Hydrogen Wind Electrolysis

why won’t this free energy patent work? 4084375?
US Patent 4084375
I once had a dream that I created a free energy generator. I woke up an immediately drew the device from the dream, then I kept deveoping it and was so confident it would work that I tried to patent it. The patent got rejected because a similar one already exists. Now I am left puzzeled as to why it hasn’t been put into use because it was pantented almost 30 years ago!
It basically uses electrolysis to create HHO bubbles which lift buckets up to turn a turbine which creates the current to continue the elecrolysis. The deeper and taller it is – the more power it can make. simple.
I can only think that it would work, but may not produce enough Hydrogen/power to make it cost effective compared to other free energys like wind turbines so that could be why it hasn’t been tried.

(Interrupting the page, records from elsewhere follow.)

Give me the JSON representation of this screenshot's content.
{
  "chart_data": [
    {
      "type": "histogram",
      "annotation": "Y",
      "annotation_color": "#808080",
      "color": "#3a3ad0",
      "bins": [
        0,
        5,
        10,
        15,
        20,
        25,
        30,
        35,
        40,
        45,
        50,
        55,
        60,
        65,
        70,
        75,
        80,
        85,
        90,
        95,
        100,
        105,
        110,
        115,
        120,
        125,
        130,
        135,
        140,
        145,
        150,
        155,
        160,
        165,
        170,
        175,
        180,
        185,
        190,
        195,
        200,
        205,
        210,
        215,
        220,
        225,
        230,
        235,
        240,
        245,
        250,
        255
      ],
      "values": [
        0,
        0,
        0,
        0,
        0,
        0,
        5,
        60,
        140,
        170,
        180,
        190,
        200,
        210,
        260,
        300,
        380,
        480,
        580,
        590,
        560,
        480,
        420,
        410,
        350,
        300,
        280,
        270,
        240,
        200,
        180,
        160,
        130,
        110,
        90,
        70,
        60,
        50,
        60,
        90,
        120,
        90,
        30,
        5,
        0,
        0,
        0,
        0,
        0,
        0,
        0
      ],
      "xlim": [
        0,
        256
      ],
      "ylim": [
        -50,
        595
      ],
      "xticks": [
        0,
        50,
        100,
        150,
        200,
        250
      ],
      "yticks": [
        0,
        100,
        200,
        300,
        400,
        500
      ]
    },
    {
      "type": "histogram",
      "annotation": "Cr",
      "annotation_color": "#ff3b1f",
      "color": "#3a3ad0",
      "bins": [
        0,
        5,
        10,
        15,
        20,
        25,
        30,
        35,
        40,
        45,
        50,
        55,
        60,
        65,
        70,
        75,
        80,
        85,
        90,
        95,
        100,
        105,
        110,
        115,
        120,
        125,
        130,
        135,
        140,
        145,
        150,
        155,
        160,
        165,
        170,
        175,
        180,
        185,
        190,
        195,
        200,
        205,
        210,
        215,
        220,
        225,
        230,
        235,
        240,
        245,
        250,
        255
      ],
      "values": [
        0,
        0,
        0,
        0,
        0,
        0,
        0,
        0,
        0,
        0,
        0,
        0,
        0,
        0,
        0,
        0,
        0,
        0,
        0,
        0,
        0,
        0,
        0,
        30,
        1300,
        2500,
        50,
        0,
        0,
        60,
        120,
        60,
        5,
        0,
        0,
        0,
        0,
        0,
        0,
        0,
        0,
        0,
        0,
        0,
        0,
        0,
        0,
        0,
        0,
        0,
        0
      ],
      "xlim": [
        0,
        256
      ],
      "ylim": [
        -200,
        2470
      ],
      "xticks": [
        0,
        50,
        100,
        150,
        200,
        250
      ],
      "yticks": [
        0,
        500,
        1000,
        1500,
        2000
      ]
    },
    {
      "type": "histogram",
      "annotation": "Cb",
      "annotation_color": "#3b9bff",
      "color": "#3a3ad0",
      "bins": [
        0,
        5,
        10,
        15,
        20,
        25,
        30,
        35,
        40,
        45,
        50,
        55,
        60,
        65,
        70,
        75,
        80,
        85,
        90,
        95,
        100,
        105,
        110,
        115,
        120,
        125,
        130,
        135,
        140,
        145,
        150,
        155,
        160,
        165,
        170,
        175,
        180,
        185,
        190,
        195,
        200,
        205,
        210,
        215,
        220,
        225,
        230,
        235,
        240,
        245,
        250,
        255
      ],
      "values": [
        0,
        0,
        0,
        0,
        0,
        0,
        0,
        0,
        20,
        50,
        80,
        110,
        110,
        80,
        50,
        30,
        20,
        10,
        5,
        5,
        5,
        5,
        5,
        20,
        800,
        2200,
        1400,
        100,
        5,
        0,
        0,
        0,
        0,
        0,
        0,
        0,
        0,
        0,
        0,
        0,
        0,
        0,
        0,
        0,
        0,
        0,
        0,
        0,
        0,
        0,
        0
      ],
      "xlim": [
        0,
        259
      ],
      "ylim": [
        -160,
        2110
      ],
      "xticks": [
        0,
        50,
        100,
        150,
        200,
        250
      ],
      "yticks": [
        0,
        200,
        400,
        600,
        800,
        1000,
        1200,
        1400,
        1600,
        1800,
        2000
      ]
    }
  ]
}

The reason it won’t work is subtle. Yes, on first glance it does look like a good argument that, even though the power output is small, it can in principle be increased without bound just by increasing the height of the water column. So eventually (the thing might have to be a mile tall, but eventually) you have to break even, right? Not quite . . .
So you’re getting energy from the buoyant force on a bubble. Which means you’re exploiting the pressure gradient in the liquid (since this is how buoyancy works). As you increase the height of the liquid column, you also increase the pressure at the point where you’re creating the bubbles. This is essential to how the thing works; there’s no way around it.
Here’s the crucial hint: The energy required to create bubbles increases with pressure. This is well known in thermodynamics, but the effect is small enough in most practical situations that it’s a fact that you may have not run into. The energy you’re exploiting through the buoyant force is actually put into the system with your electrolysis system. This is in addition to the energy required to break the chemical bonds. So the system will never break even.
As the depth increases, you’ll have to put in just a little more electrolysis power than you expected to, and you won’t get all that energy back by extracting work from the rising bubbles.
Analyzing why perpetual motion machines won’t work is actually a really good way of improving your conceptual understanding of physics. I highly recommend it. Sometimes the crucial flaw is really easy to overlook! This was a good one, I have to say.